Members of the Southern Baptist Convention, meeting in Orlando, Fla., said the massive BP oil spill in the Gulf of Mexico was a timely reminder that `our God-given dominion over the creation is not unlimited, as though we were gods and not creatures.”
The resolution, passed as the two-day assembly concluded, urged churches to pray for an end to the catastrophe and asked businesses and governments to work together to prevent future accidents.
The nonbinding statement comes as various religious groups are struggling to determine how best to respond to the spill and those whose livelihoods hang in the balance.

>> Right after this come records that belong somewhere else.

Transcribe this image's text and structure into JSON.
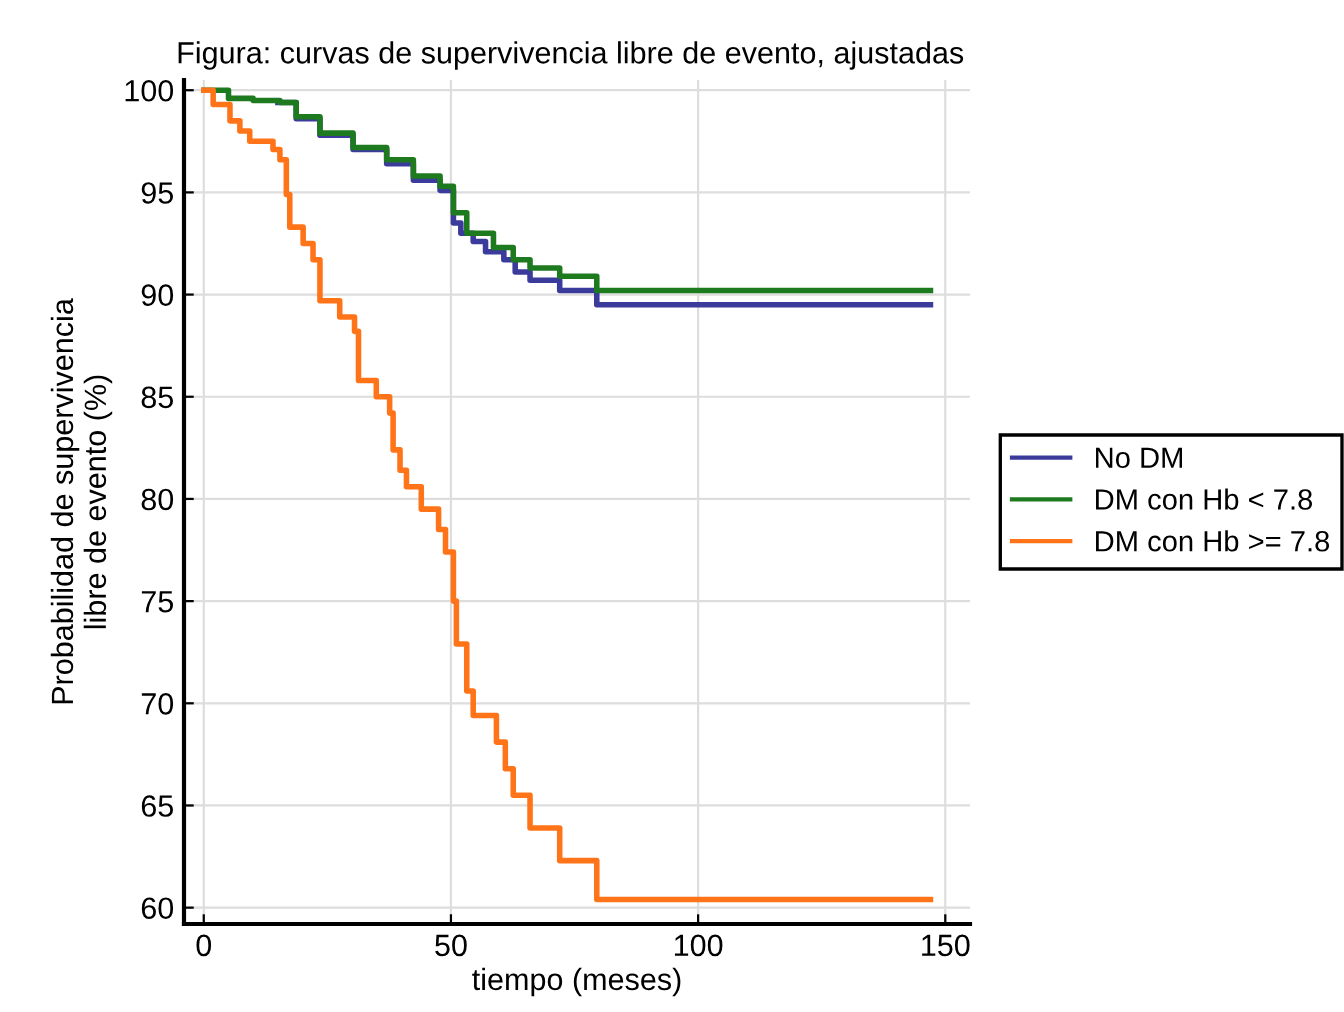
{
  "chart_data": {
    "type": "step",
    "title": "Figura: curvas de supervivencia libre de evento, ajustadas",
    "xlabel": "tiempo (meses)",
    "ylabel": "Probabilidad de supervivencia\nlibre de evento (%)",
    "xlim": [
      -4,
      155
    ],
    "ylim": [
      59.2,
      100.5
    ],
    "xticks": [
      0,
      50,
      100,
      150
    ],
    "yticks": [
      60,
      65,
      70,
      75,
      80,
      85,
      90,
      95,
      100
    ],
    "grid": true,
    "legend": "right",
    "line_style": "solid",
    "marker": "none",
    "series": [
      {
        "name": "No DM",
        "color": "#3b3b9c",
        "x": [
          15,
          18.7,
          23.5,
          30.2,
          37,
          42.4,
          47.8,
          50.5,
          52,
          54.5,
          57,
          60.7,
          63,
          66,
          72,
          79.5,
          147
        ],
        "values": [
          99.4,
          98.6,
          97.8,
          97.1,
          96.4,
          95.6,
          95.1,
          93.5,
          93.0,
          92.6,
          92.1,
          91.7,
          91.1,
          90.7,
          90.2,
          89.5,
          89.5
        ]
      },
      {
        "name": "DM con Hb < 7.8",
        "color": "#1e7a1e",
        "x": [
          0,
          5,
          10,
          15.4,
          18.7,
          23.5,
          30.2,
          37,
          42.4,
          47.8,
          50.5,
          53.2,
          58.6,
          62.6,
          66,
          72,
          79.5,
          147
        ],
        "values": [
          100,
          99.6,
          99.5,
          99.4,
          98.7,
          97.9,
          97.2,
          96.6,
          95.8,
          95.3,
          94.0,
          93.0,
          92.3,
          91.7,
          91.3,
          90.9,
          90.2,
          90.2
        ]
      },
      {
        "name": "DM con Hb >= 7.8",
        "color": "#ff7418",
        "x": [
          0,
          1.9,
          5.3,
          7.3,
          9.3,
          14,
          15.4,
          16.7,
          17.4,
          20.1,
          22.1,
          23.5,
          27.5,
          30.5,
          31.3,
          34.9,
          37.6,
          38.3,
          39.7,
          41,
          44,
          47.5,
          48.9,
          50.5,
          51.1,
          53.2,
          54.5,
          59.2,
          61,
          62.6,
          66,
          72,
          79.5,
          147
        ],
        "values": [
          100,
          99.3,
          98.5,
          98.0,
          97.5,
          97.1,
          96.6,
          94.9,
          93.3,
          92.5,
          91.7,
          89.7,
          88.9,
          88.2,
          85.8,
          85.0,
          84.2,
          82.4,
          81.4,
          80.6,
          79.5,
          78.5,
          77.4,
          75.0,
          72.9,
          70.6,
          69.4,
          68.1,
          66.8,
          65.5,
          63.9,
          62.3,
          60.4,
          60.4
        ]
      }
    ]
  }
}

“We call on Southern Baptists to be ready to assist the communities and churches of the Gulf Coast through the clean-up process with the same generosity of spirit that Southern Baptists exhibited after Hurricane Katrina of 2005,” it reads.
Baptists also adopted statements stemming from their opposition to homosexuality, opposing the proposed Employment Non-Discrimination Act and plans to allow openly gay members to serve in the military.
While proposed language for ENDA — which would protect gays and lesbians from workplace discrimination — contains an exemption permitting churches to not hire gay staff, the statement said the bill does not similarly exempt religious bookstores and other ministries.
Repeal of the Don’t Ask/Don’t Tell military policy will “restrict or redefine the gospel message” of Southern Baptist and other chaplains and could endanger national security, they said.
“No government should implement standards or policies regulating the lives of military personnel based on nothing other than indulging sexual desires,” the resolution reads.
Baptists also adopted a statement about the “scandal of Southern Baptist divorce,” urging churches to emphasize in wedding services that vows are a sign of a lifelong covenant rather than a mere token of romance.
“… (A) denomination seeking God’s blessing in revival and reformation ought to address the spiritual wreckage left in our Southern Baptist churches by our own divorce rates and our silence about the same,” they declared.